I have all my investments through one investment company. Should I be using multiple investment companies?

April 9, 2010 by  
Filed under investment companies

This is a diversification question. Is there any risk in having all your money in Fidelity or Vanguard? Should I be in multiple companies?

Comments

5 Responses to “I have all my investments through one investment company. Should I be using multiple investment companies?”
  1. motorized vehicle says:

    not necessaarily but you may want to diversy your portfolio and not put all your eggs in one basket. Fidelity and Vanguard are respected companies.

  2. Dom says:

    You would need to see what your fund invests in rather than the fund name. SO if you have a Fidelity Tech fund and a Vanguard High Tech fund and they have the same holdings, then you really aren’t that diversified.

  3. gosh137 says:

    These nationally known brokerage companies have backups of all their records stored off site in a very safe place, in case of their office buildings are destroyed.
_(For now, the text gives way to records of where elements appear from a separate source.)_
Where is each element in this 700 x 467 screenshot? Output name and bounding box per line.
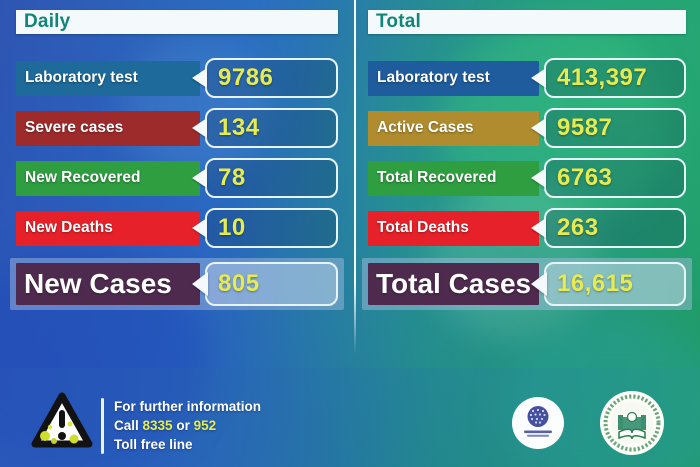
stat-label-bar: Laboratory test (16, 60, 200, 96)
stat-label-bar: New Deaths (16, 210, 200, 246)
arrow-left-icon (531, 68, 546, 88)
stat-label-bar: Laboratory test (368, 60, 539, 96)
arrow-left-icon (531, 118, 546, 138)
stat-value: 9587 (557, 114, 613, 141)
phone-number: 8335 (142, 418, 173, 433)
stat-value-box: 9587 (531, 108, 686, 148)
stat-value-box: 413,397 (531, 58, 686, 98)
arrow-left-icon (531, 168, 546, 188)
total-header-label: Total (376, 11, 421, 32)
stat-value-box: 134 (192, 108, 338, 148)
daily-column: Daily Laboratory test 9786 Severe cases … (10, 10, 344, 310)
table-row: Severe cases 134 (16, 108, 338, 148)
footer-info-text: For further information Call 8335 or 952… (114, 397, 261, 454)
stat-label-bar: New Recovered (16, 160, 200, 196)
table-row: Laboratory test 9786 (16, 58, 338, 98)
stat-value: 16,615 (557, 270, 634, 297)
arrow-left-icon (531, 218, 546, 238)
stat-label-bar: Total Recovered (368, 160, 539, 196)
arrow-left-icon (192, 272, 208, 296)
daily-header-label: Daily (24, 11, 71, 32)
table-row: New Recovered 78 (16, 158, 338, 198)
stat-value: 9786 (218, 64, 274, 91)
stat-value: 413,397 (557, 64, 648, 91)
stat-value: 805 (218, 270, 260, 297)
info-line: For further information (114, 399, 261, 414)
stat-label-bar: Total Deaths (368, 210, 539, 246)
arrow-left-icon (192, 218, 207, 238)
arrow-left-icon (192, 118, 207, 138)
table-row: Active Cases 9587 (368, 108, 686, 148)
phone-number: 952 (193, 418, 217, 433)
stat-label-bar: Active Cases (368, 110, 539, 146)
stat-label-bar: Total Cases (368, 263, 539, 305)
call-line: Call 8335 or 952 (114, 418, 217, 433)
table-row: New Deaths 10 (16, 208, 338, 248)
footer: For further information Call 8335 or 952… (0, 388, 700, 467)
stat-value-box: 263 (531, 208, 686, 248)
toll-free-line: Toll free line (114, 437, 193, 452)
stat-label-bar: Severe cases (16, 110, 200, 146)
total-column: Total Laboratory test 413,397 Active Cas… (362, 10, 692, 310)
table-row: Total Deaths 263 (368, 208, 686, 248)
new-cases-row: New Cases 805 (10, 258, 344, 310)
daily-header: Daily (16, 10, 338, 34)
stat-label-bar: New Cases (16, 263, 200, 305)
arrow-left-icon (192, 68, 207, 88)
total-cases-row: Total Cases 16,615 (362, 258, 692, 310)
stat-value-box: 16,615 (531, 262, 686, 306)
stat-value: 78 (218, 164, 246, 191)
stat-value: 6763 (557, 164, 613, 191)
stat-value-box: 6763 (531, 158, 686, 198)
table-row: Laboratory test 413,397 (368, 58, 686, 98)
stat-value-box: 805 (192, 262, 338, 306)
arrow-left-icon (192, 168, 207, 188)
arrow-left-icon (531, 272, 547, 296)
stat-value: 134 (218, 114, 260, 141)
column-divider (354, 0, 356, 354)
stat-value-box: 9786 (192, 58, 338, 98)
warning-triangle-icon (30, 391, 94, 456)
stat-value-box: 78 (192, 158, 338, 198)
stat-value-box: 10 (192, 208, 338, 248)
total-header: Total (368, 10, 686, 34)
table-row: Total Recovered 6763 (368, 158, 686, 198)
stat-value: 10 (218, 214, 246, 241)
globe-emblem-logo (511, 396, 565, 455)
ministry-seal-logo (599, 390, 665, 461)
footer-divider (101, 398, 104, 454)
stat-value: 263 (557, 214, 599, 241)
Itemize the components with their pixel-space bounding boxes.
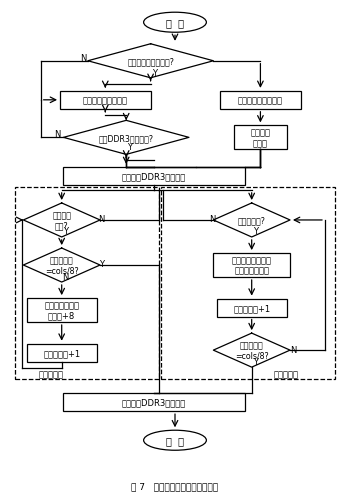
Text: N: N [80, 54, 87, 63]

In case of employee fraud, they also have insurance for each customer’s account up to around $30 million. IMO its safe to leave it all in one.
    If you mean portfolio diversification, these firms are also OK on that account. They have many different type of funds and are NOT at all like Janus funds during the late 1990 when most of their funds invested in the same 50 or so high risk tech companies..

  4. mntndo says:

    It’s not a bad idea, I’m sure your money is safe no matter what but even the Titanic sank despite being built undestructable.

  5. J says:

    There is a very slight benefit in having investments in more than one company the way I see it. Identify theft. Suppose you have all your assets in investment company “A” and someone steals your identity and empties out your account you would still have money in investment Company “B”.

    Another benefit is products and services can be different. Vanguard is great for index funds. Fidelity has a better cash management account.

    Beyond two and it gets too hard to manage and you get buried in paperwork.